Consequence is that cation of different size can occupy the same site.

e.g., Na+ (1.18Å) and K+ (1.33Å) in feldspars

Exsolution - As tempertures decrease, diffusion of atoms within crystal occurs. Inital solid-solutions undergo "unmixing" into two separate, distinct crystalline phases.

Analogy: Vigourously shaken oil and water mixture will mix for a short time. With time they will "unmix"

See figure 5.21 (page 238). Subsolidus - phase diagram.

Define:

1. Miscibility gap - region in T-X space where solid-solution compositions are not formed due to exsolution.

2. Phase changes take place in the subsolidus

Examples: hornblende - grunerite, Labradorite An47-An58


No solid-solution

Silica* - albite system

* Silica as quartz never crystallizes from solution in water free systems (crystobilite and tridymite). But, for the purpose of our discussion (i.e., a binary system) we will ignore the third component water.

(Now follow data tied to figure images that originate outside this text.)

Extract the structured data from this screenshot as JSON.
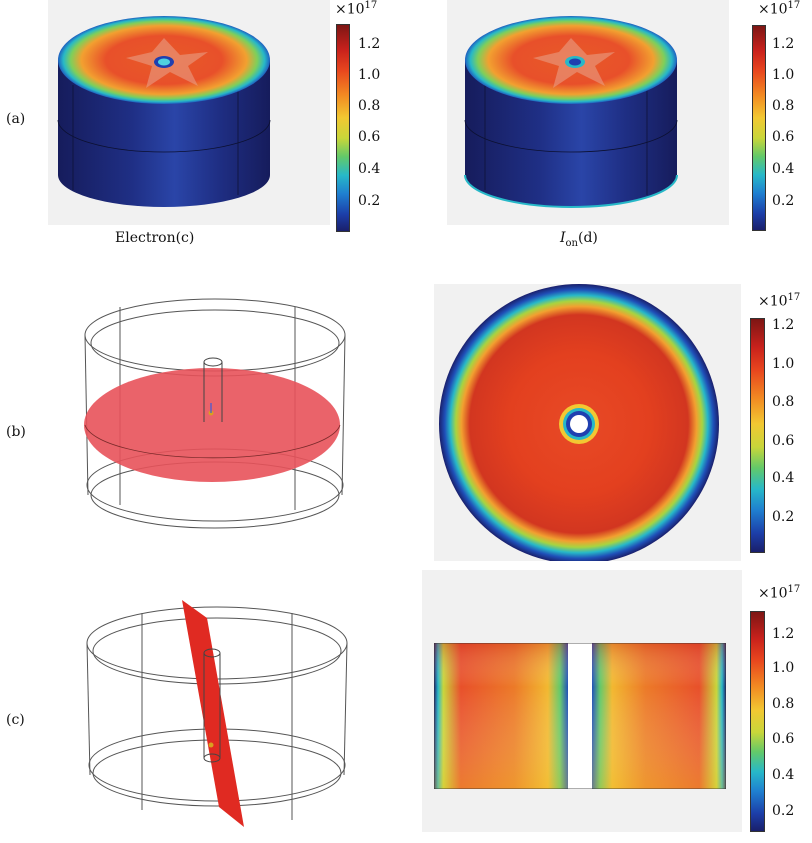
{
  "row_labels": [
    "(a)",
    "(b)",
    "(c)"
  ],
  "captions": {
    "electron": "Electron(c)",
    "ion_main": "I",
    "ion_sub": "on",
    "ion_tail": "(d)"
  },
  "colorbar": {
    "exponent_base": "×10",
    "exponent_power": "17",
    "ticks_a_left": [
      "1.2",
      "1.0",
      "0.8",
      "0.6",
      "0.4",
      "0.2"
    ],
    "ticks_a_right": [
      "1.2",
      "1.0",
      "0.8",
      "0.6",
      "0.4",
      "0.2"
    ],
    "ticks_b": [
      "1.2",
      "1.0",
      "0.8",
      "0.6",
      "0.4",
      "0.2"
    ],
    "ticks_c": [
      "1.2",
      "1.0",
      "0.8",
      "0.6",
      "0.4",
      "0.2"
    ],
    "colors": [
      "#1a1f6b",
      "#1f7fd0",
      "#27b8c8",
      "#62c96a",
      "#f2c832",
      "#f28a22",
      "#e8461e",
      "#7d1614"
    ]
  }
}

  1. Imagine a melt containing the ions Na+ , Al3+ , Si4+ , O2- with equal amounts of Na and Al and excess Si and enough O to keep things electrically neutral.
  2. Above the melting temperature vigorous particle motion keeps forming and breaking of the Si-O bonds and Al and Na prevent the Si-O bonds from firmly locking into bonds.
  3. As the temperature cools Si-O bonds lock and SiO2 crystals start forming.
  4. The growth of SiO2 crystals change the composition of the remaining liquid. (i.e., the liquid is impoverished in Si and enriched in Al and Na).
  5. If the temperature does not drop any more, then no additional SiO2 crystals will form.
  6. The process does not occur in steps, but is continuous. Therefore, in the first figure below there is a line from X1 to X2 .
  7. The line becomes steeper as crystallization proceeds.
  8. A similar crystallization process occurs for albite in melts that are enriched in Al and Na.
  9. The completed pathway is shown on the second diagram below.
  10. The location marked Z is a point in T-X space where both crystals will grow. This point is known as the eutectic point.
  11. The curve that represents the loci of points between melt and solid regions (i.e., phase fields) is termed the liquidus.
  12. The arrows on the boundaries of the phase fields represent the crystallization paths with decreasing temperature.
  13. Note that this diagram represent isobaric conditions. The phase relations will change with changing pressure. In the final diagram, lets consider a system in the state at point D in the diagram below.
  14. At a low pressure the system will exist as a single phase (liquid) state.
  15. If the pressure is raised, then two phases can coexist (liquid and silica) and crystallization will occur.


Caveats -

16. The effect of changing pressure (increased or decreased) can cause melting or crystallization. The effect is dependent upon all components in the system.


17. In an ideal binary system, usually the effect of increased pressure will cause crystallization (at the same temperature).


18. The presence of water (a third component) is likely to significantly alter the behavior of a system.